I recently worked with a mom who was distraught that her son was ‘dating' a girl in middle school. I first asked her how old she’d hoped he would be before he dated and she said, “Sixteen.”
Then, I asked her when she’d ever talked to her son about that. She just looked at me, puzzled.
“Well, he’s only in the seventh grade,” she said. “It wasn't time to talk about it yet.” “Obviously it was,” I said. Research shows that by the time a girl is 11 years old, 30% of her peers will have had a boyfriend.
At some point, you have to tell your kids point-blank what your standards are. We adopted the dating protocol of the LaHayes after reading their book, Raising Sexually Pure Kids. We decided to let our teenagers go on group dates for special events as soon as they hit high school. That means they could go on a chaperoned formal event, if they wanted, at the age of 14 or 15. Our son took advantage of this. Our daughter did not. The first boy asked her by writing it on a piece of paper and whacking her in the head with it. The second one had already asked her friend, who had declined. So, she decided to dress to the nines with five other girls and take public transportation to her first formal.

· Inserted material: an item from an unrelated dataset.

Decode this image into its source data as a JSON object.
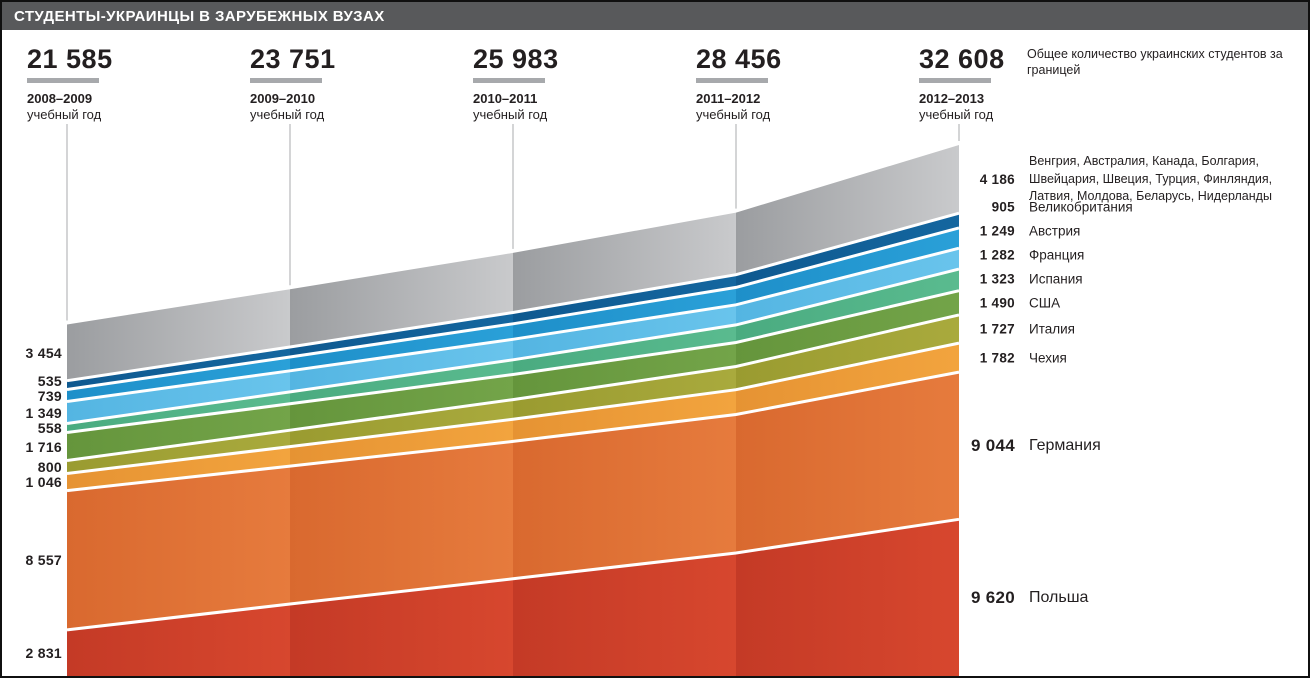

Our teenagers were allowed to go on single dates when they were 16, as long as we were actively involved in the planning and execution of the evening. What do I mean by “actively involved”? Well, our daughters always knew that a guy who wanted to take them out has to go through an interview with their dad. Period. If the boy seemed to have honorable intentions and was someone we felt comfortable with, we most likely allowed them to spend a carefully planned, very public evening together. We were approving everything they did, and they were in close contact with us. That’s what I mean by involved.

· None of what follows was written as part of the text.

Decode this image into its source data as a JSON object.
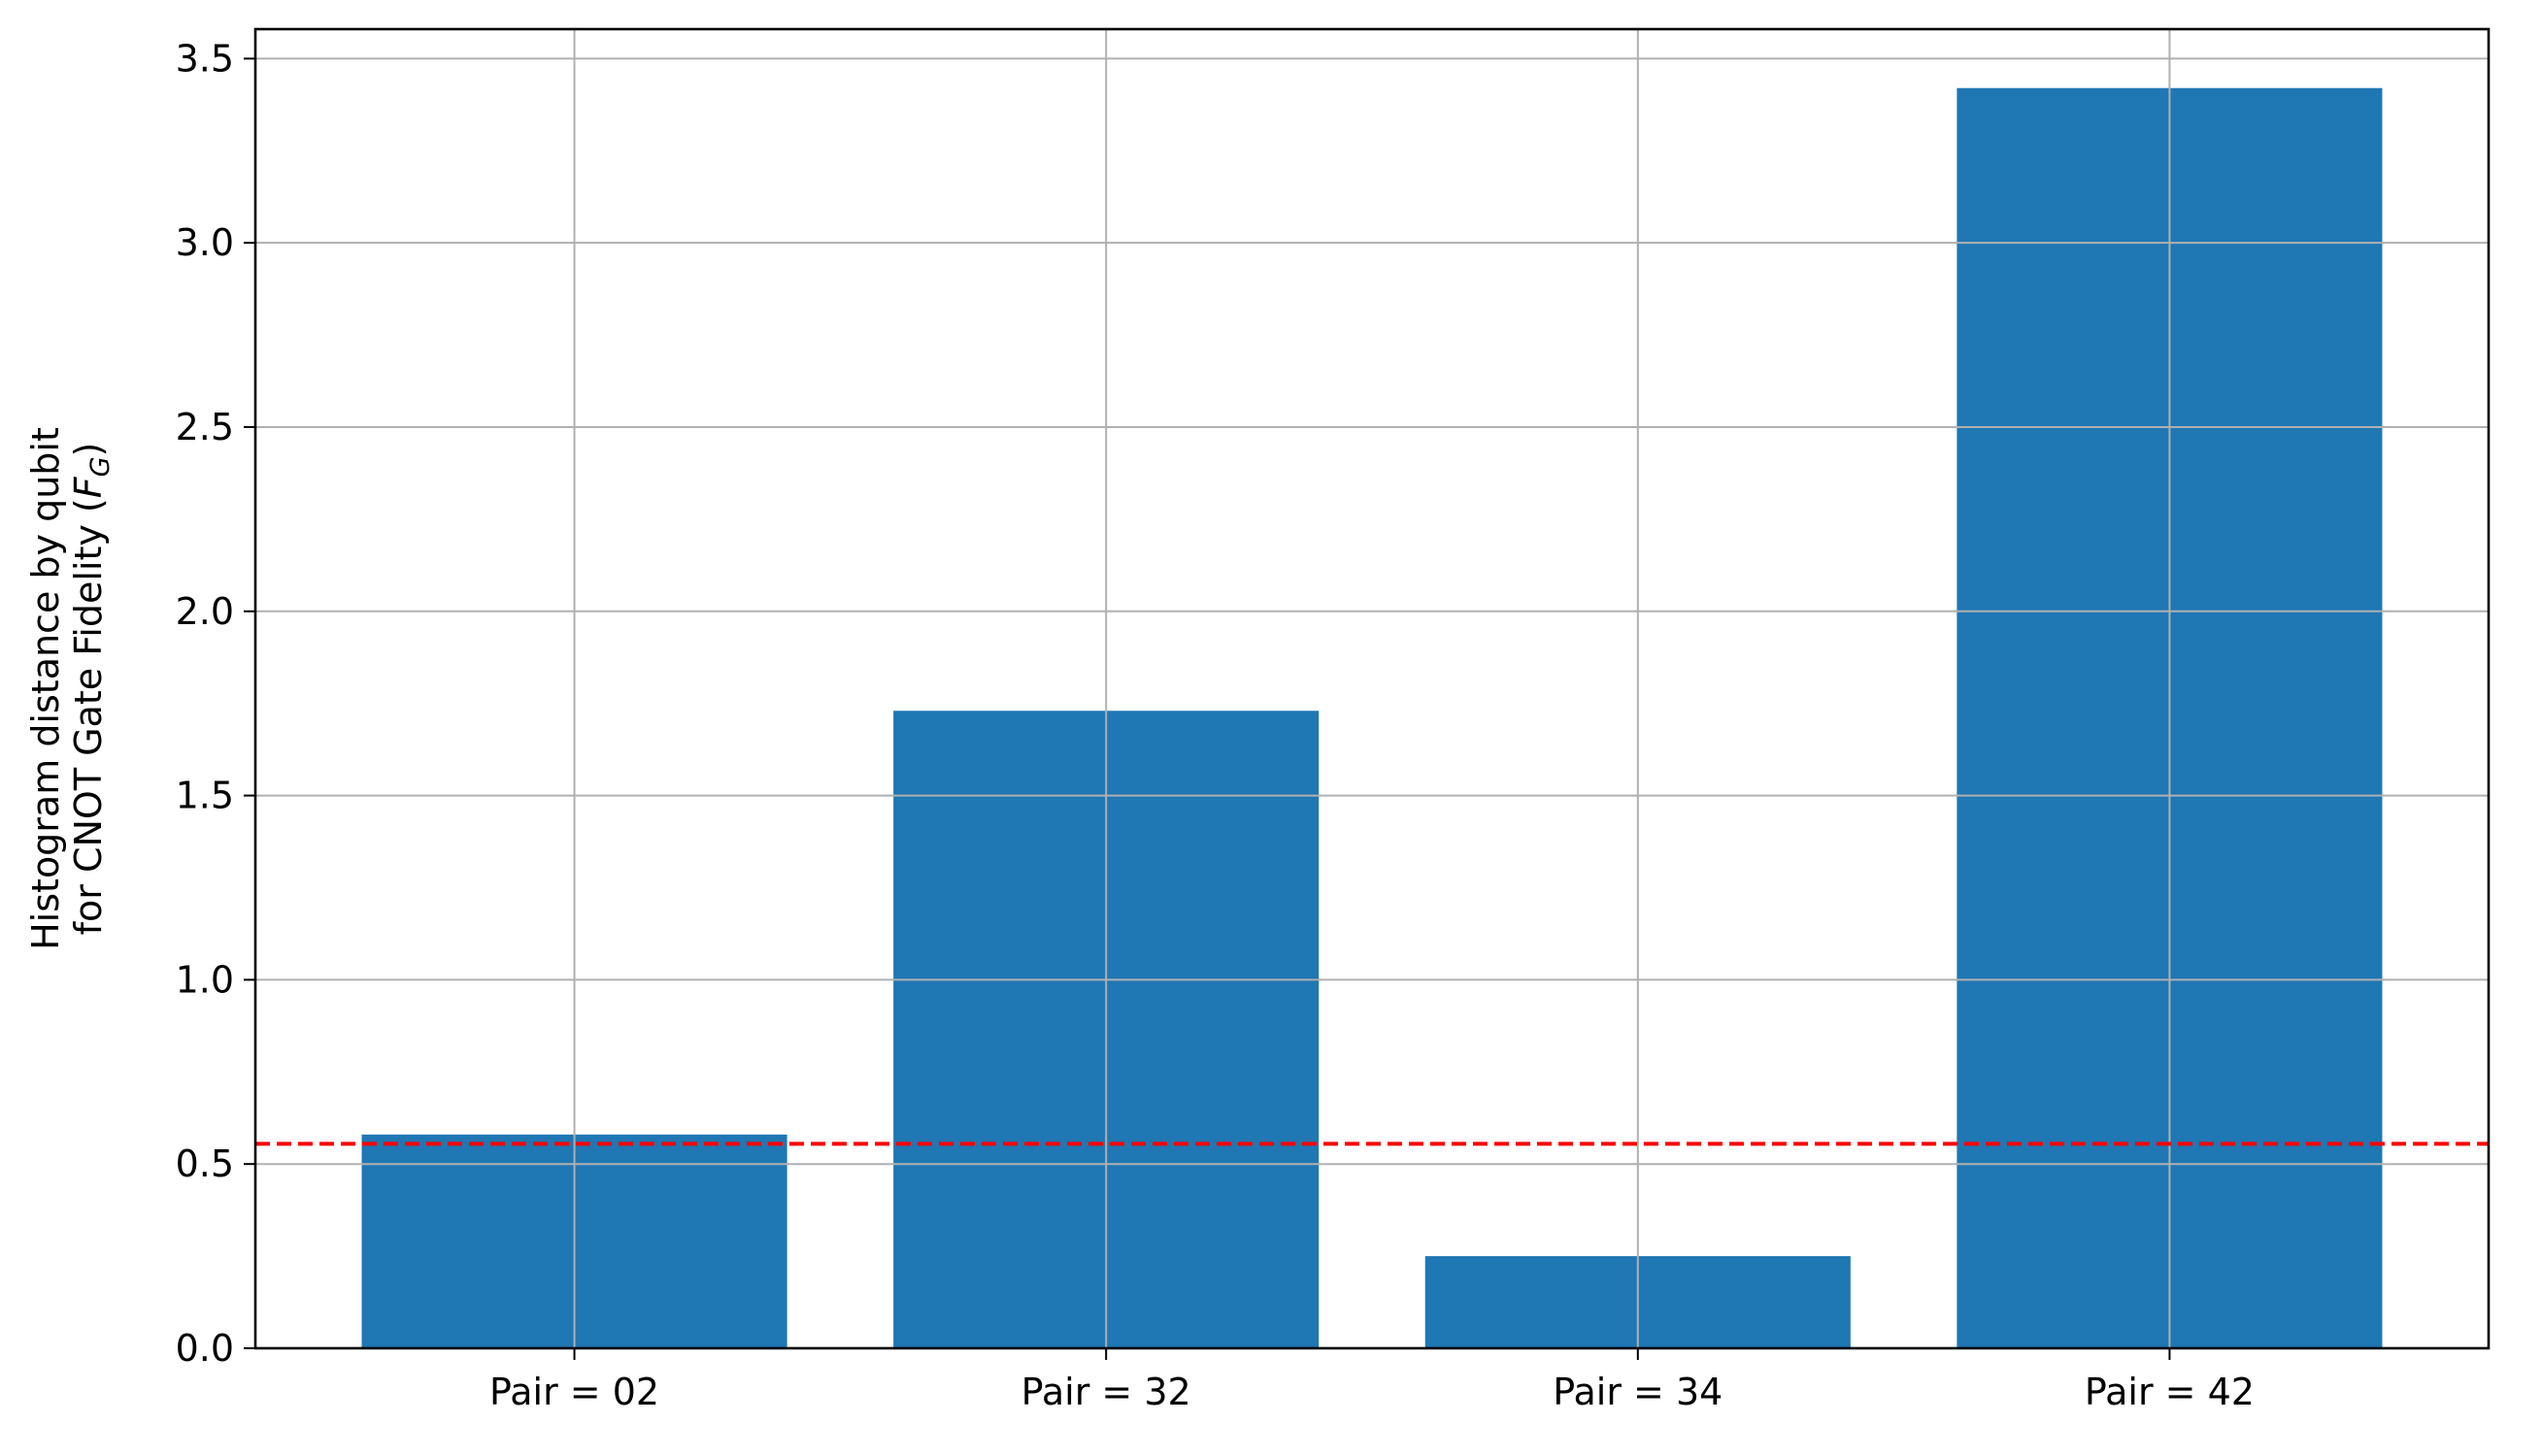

Finally, we discouraged them from being in any exclusive relationships until they were out of high school. We really wanted them to enjoy their high school years free from the drama relationships tend to bring, and we didn’t want their heart wounded by excessive relationships.
I can’t overestimate the importance of establishing and communicating your family’s dating standards when your daughter is a tween, even if that seems difficult. I also can’t understate how easy it is. My kids’ hearts were so innocent that it was just comfortable and natural to discuss. It’s easy to establish your standards if you do so before their hormones kick in and “everyone else” has a boyfriend. If you wait to have this conversation, you may find yourself working a lot harder.